La progression discrète des Frères musulmans en France : un défi sécuritaire grandissant
Par:Nizar.jlidi

En France comme dans plusieurs capitales européennes, les autorités observent avec attention les activités d’un réseau islamiste dont l’idéologie, importée du Moyen-Orient, trouve aujourd’hui des relais bien implantés sur le territoire. Classé organisation extrémiste par plusieurs États, le mouvement des Frères musulmans poursuit une stratégie d’influence à long terme, mêlant présence associative, action religieuse et implantation sociale.
Une alerte relayée au sommet de l’État
Ces derniers mois, plusieurs rapports confidentiels puis publics ont mis en lumière l’ampleur des ramifications françaises de la confrérie.

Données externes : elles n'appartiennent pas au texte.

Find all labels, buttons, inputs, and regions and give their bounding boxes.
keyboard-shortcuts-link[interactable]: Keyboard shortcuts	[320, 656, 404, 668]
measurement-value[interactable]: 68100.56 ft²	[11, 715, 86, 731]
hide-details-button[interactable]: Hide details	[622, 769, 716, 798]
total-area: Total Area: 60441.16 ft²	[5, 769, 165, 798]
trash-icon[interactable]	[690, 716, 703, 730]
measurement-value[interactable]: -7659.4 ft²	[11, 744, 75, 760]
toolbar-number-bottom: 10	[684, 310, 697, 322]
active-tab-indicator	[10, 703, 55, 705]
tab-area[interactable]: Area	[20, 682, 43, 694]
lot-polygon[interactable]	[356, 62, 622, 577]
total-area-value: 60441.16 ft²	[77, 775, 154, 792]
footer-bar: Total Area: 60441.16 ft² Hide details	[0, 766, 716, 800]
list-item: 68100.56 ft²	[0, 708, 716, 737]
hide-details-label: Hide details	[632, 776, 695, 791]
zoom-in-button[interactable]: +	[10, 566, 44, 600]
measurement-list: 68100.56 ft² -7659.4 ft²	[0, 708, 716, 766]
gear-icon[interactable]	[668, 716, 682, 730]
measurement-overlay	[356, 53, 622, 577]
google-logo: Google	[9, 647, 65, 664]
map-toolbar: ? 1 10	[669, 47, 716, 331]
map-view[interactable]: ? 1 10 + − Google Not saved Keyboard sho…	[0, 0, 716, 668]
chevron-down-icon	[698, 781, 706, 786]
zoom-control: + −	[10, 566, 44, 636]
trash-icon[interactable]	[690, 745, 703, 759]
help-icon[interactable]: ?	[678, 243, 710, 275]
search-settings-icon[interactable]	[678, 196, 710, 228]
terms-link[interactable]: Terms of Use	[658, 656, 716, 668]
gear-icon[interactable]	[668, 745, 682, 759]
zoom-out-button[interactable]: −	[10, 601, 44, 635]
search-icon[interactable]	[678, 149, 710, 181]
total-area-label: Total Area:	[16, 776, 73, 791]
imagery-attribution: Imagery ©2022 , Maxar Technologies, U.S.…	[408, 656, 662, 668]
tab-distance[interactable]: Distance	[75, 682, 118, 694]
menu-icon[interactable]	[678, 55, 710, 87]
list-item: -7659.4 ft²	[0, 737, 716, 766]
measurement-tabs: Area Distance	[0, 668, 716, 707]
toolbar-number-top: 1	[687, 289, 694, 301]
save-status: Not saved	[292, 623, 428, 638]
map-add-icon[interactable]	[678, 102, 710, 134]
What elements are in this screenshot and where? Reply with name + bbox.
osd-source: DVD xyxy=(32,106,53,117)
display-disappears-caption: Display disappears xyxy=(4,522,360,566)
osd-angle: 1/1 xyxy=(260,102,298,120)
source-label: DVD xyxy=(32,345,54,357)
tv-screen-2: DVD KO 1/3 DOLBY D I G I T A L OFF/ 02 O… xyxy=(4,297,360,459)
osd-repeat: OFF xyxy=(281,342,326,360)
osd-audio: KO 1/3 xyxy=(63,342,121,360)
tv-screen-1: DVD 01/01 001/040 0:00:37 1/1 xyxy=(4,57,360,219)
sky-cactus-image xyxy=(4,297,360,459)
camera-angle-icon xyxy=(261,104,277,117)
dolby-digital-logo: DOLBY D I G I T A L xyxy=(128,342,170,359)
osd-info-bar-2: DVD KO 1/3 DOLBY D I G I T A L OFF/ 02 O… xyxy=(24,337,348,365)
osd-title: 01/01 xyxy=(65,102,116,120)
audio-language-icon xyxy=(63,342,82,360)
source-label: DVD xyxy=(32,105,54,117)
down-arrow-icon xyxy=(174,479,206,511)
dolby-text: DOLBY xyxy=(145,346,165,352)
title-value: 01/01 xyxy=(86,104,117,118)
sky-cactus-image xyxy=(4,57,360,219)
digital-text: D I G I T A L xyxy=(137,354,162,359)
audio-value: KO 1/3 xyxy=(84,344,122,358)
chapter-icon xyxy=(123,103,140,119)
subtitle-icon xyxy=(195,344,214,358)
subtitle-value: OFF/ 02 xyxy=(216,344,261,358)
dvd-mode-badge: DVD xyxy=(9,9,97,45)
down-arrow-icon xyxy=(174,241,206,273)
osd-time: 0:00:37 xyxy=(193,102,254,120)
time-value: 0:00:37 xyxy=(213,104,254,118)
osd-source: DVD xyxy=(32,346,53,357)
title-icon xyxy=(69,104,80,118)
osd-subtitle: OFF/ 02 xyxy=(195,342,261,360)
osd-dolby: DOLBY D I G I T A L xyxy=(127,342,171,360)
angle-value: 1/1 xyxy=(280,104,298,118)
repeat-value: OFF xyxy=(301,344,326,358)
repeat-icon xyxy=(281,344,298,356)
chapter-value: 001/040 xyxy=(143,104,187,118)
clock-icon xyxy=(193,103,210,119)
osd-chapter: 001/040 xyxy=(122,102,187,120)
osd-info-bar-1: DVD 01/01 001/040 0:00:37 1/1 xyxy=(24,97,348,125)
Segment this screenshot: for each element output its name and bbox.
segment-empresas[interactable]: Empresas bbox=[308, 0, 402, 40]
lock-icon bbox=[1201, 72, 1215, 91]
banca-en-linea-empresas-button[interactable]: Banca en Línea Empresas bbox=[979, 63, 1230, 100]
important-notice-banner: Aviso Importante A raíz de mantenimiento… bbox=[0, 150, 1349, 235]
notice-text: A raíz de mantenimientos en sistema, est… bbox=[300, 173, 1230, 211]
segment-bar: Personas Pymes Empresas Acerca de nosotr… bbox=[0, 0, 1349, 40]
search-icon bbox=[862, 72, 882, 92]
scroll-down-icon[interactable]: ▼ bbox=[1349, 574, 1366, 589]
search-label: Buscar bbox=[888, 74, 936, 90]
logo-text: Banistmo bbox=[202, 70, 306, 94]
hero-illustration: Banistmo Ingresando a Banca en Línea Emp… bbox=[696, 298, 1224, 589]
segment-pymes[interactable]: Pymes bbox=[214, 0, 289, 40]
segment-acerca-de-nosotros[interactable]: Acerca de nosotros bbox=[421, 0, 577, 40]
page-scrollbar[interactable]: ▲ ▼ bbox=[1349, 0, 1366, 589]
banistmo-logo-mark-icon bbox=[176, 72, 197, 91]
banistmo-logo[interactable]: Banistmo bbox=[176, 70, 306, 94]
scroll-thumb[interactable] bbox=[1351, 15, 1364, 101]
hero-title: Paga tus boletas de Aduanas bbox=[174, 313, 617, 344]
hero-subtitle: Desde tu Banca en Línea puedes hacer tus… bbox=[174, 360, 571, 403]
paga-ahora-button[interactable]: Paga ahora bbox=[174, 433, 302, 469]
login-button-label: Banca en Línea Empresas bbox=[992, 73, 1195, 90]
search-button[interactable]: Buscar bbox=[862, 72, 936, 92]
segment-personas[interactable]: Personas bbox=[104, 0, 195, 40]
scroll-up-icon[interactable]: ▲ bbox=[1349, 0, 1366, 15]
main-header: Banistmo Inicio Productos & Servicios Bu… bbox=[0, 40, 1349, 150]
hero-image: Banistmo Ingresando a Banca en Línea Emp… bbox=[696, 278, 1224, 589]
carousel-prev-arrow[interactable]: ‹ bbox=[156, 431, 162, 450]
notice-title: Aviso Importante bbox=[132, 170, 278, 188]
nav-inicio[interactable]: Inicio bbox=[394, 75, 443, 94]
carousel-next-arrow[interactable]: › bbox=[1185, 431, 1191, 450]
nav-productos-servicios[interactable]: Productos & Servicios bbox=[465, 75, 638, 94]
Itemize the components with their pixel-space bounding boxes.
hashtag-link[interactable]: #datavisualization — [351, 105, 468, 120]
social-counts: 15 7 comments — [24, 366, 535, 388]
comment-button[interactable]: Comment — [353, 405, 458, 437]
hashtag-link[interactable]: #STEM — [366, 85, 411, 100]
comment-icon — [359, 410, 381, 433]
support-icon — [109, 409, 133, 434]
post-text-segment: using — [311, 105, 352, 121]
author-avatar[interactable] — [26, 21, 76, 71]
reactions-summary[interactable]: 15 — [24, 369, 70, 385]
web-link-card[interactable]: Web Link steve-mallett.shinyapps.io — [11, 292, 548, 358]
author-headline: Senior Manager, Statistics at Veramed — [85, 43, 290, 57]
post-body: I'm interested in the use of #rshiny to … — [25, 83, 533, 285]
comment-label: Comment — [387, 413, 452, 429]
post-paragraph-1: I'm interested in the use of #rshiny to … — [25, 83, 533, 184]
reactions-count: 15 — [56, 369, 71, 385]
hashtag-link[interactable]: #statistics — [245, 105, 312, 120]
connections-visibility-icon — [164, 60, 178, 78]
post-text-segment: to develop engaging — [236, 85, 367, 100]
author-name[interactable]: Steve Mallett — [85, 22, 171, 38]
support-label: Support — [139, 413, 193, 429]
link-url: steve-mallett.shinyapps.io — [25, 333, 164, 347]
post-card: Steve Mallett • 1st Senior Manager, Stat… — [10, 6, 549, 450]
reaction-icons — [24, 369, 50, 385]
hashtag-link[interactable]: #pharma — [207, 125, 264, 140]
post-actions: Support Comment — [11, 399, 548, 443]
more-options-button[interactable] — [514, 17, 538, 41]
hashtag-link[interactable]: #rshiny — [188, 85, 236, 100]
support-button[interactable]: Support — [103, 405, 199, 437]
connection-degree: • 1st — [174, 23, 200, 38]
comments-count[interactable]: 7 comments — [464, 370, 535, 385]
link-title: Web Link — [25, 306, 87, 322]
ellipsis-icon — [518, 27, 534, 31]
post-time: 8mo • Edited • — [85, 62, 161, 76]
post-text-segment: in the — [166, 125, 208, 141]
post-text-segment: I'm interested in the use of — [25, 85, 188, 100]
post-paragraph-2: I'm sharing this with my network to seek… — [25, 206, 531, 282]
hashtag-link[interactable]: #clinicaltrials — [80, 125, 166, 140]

Le 8 juillet, à l’issue d’un Conseil de défense et de sécurité nationale présidé par Emmanuel Macron, le gouvernement a annoncé un plan offensif pour contenir cette expansion.
Au cœur de ce dispositif : couper les canaux de financement des structures proches du mouvement, dissoudre celles identifiées comme relais de propagande, et former un corps d’imams strictement alignés sur les principes républicains. Un volet spécifique prévoit également un contrôle renforcé des discours et supports médiatiques diffusés dans ces cercles, afin de détecter tout message favorisant la radicalisation.
Des structures locales aux ramifications transnationales
Un rapport rédigé en mai dernier par un diplomate et un haut fonctionnaire de la police nationale, mandatés conjointement par les ministères de l’Intérieur, des Affaires étrangères et des Armées, détaille le mode opératoire du mouvement.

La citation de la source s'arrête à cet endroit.